La bonne nouvelle est que les sources de neutrons (pulsées) pilotées par laser pourraient produire les types de faisceaux de neutrons requis. Dans l'approche développée par Vojtech Horný et collègues du LULI, un tel laser dirigerait d’abord des impulsions lumineuses ultra-intenses vers une cible solide. Cela entraînerait une accélération des ions hydrogène provenant d'une couche de contaminants à la surface de la cible jusqu'à une fraction significative de la vitesse de la lumière, explique Horný. Ces ions hydrogène seraient ensuite dirigés vers une cible secondaire en or qui servirait à la fois de convertisseur de neutrons et de cible de capture de neutrons.

« Contrairement à la méthode traditionnelle qui accélère les deutons [ions hydrogène lourds] pour les réactions de fusion dans un convertisseur à faible numéro atomique (par exemple, un convertisseur en béryllium) pour libérer des neutrons, notre approche s'appuie sur un système laser multi-pétawatt de nouvelle génération pour déclencher un processus de spallation plus efficace dans les matériaux à numéro atomique élevé », explique Horný Monde de la physique. "Ici, des protons accélérés à des énergies de l'ordre de plusieurs centaines de mégaélectronvolts (MeV) frappent un noyau lourd, libérant un nombre plus élevé de neutrons."

Moyens d’améliorer la production de neutrons

Horný dit que le but de cette méthode, décrite dans Examen physique C, est d’augmenter considérablement la production de neutrons. À l’aide de simulations numériques, lui et ses collègues ont calculé que les lasers actuellement disponibles produiraient un nombre négligeable d’isotopes riches en neutrons (définis comme ceux contenant au moins deux neutrons de plus que le noyau initial).

Cependant, un bon comptage isotopique serait néanmoins possible si les neutrons étaient ralentis jusqu'à de très faibles énergies (20 milliélectronvolts, correspondant à la température de l'hydrogène solide). Des vitesses aussi lentes augmenteraient la probabilité que les neutrons soient capturés. Le laser devrait également être pulsé à une fréquence de 100 Hz pendant plusieurs heures.

Ce sont tous des défis de taille, mais Horný n’abandonne pas. "Malgré la triste constatation que les sources actuelles de protons et de neutrons excluent l'observation à court terme du r-processus via des sources de neutrons laser, nos travaux ont jeté des bases importantes », dit-il. Il y a aussi des raisons d’espérer quant au progrès technologique. À titre d'exemple, Horný cite une projet à l'Université d'État du Colorado aux États-Unis, où les chercheurs construisent deux lasers de 200 joules, 100 femtosecondes et 100 Hz. Ce projet, dit-il, « représente une avancée significative ».

Le flux intense de neutrons décrit par l’équipe pourrait avoir d’autres applications, ajoute Horný. Il s'agit notamment de la reconstruction de la composition élémentaire d'un matériau à l'aide de radiographie par résonance neutronique rapide ; activation rapide des neutrons; et la thérapie par neutrons rapides en médecine.

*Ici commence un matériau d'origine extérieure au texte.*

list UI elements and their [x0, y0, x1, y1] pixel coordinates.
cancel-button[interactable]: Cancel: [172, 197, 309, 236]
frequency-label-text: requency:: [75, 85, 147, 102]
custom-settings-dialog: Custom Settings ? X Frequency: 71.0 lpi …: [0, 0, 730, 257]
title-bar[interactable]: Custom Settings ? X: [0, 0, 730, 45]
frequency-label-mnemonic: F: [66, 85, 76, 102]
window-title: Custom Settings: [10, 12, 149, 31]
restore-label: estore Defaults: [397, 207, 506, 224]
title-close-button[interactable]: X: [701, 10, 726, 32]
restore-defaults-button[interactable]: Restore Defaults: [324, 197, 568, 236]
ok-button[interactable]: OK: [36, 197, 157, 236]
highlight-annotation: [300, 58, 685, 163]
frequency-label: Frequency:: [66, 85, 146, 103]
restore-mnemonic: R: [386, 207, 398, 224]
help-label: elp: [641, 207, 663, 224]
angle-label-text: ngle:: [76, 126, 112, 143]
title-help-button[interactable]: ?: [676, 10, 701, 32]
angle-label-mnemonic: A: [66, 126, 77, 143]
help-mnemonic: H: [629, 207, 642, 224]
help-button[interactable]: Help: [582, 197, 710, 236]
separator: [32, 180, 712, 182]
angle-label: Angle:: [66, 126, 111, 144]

L'équipe LULI se prépare actuellement à fabriquer sa source laser proposée, dans l'espoir d'atteindre des paramètres neutroniques record en utilisant le Système laser Apollon. Horný, pour sa part, a déménagé au Infrastructure de lumière extrême-physique nucléaire (ELI-NP) en Roumanie, où ses travaux en tant que chercheur se concentreront sur l'accélération de l'électron et des ions, ainsi que sur la génération d'un rayonnement de haute énergie à partir d'interactions laser-plasma. Ce nouveau rôle, dit-il, consiste à explorer diverses sources de particules secondaires, notamment les neutrons.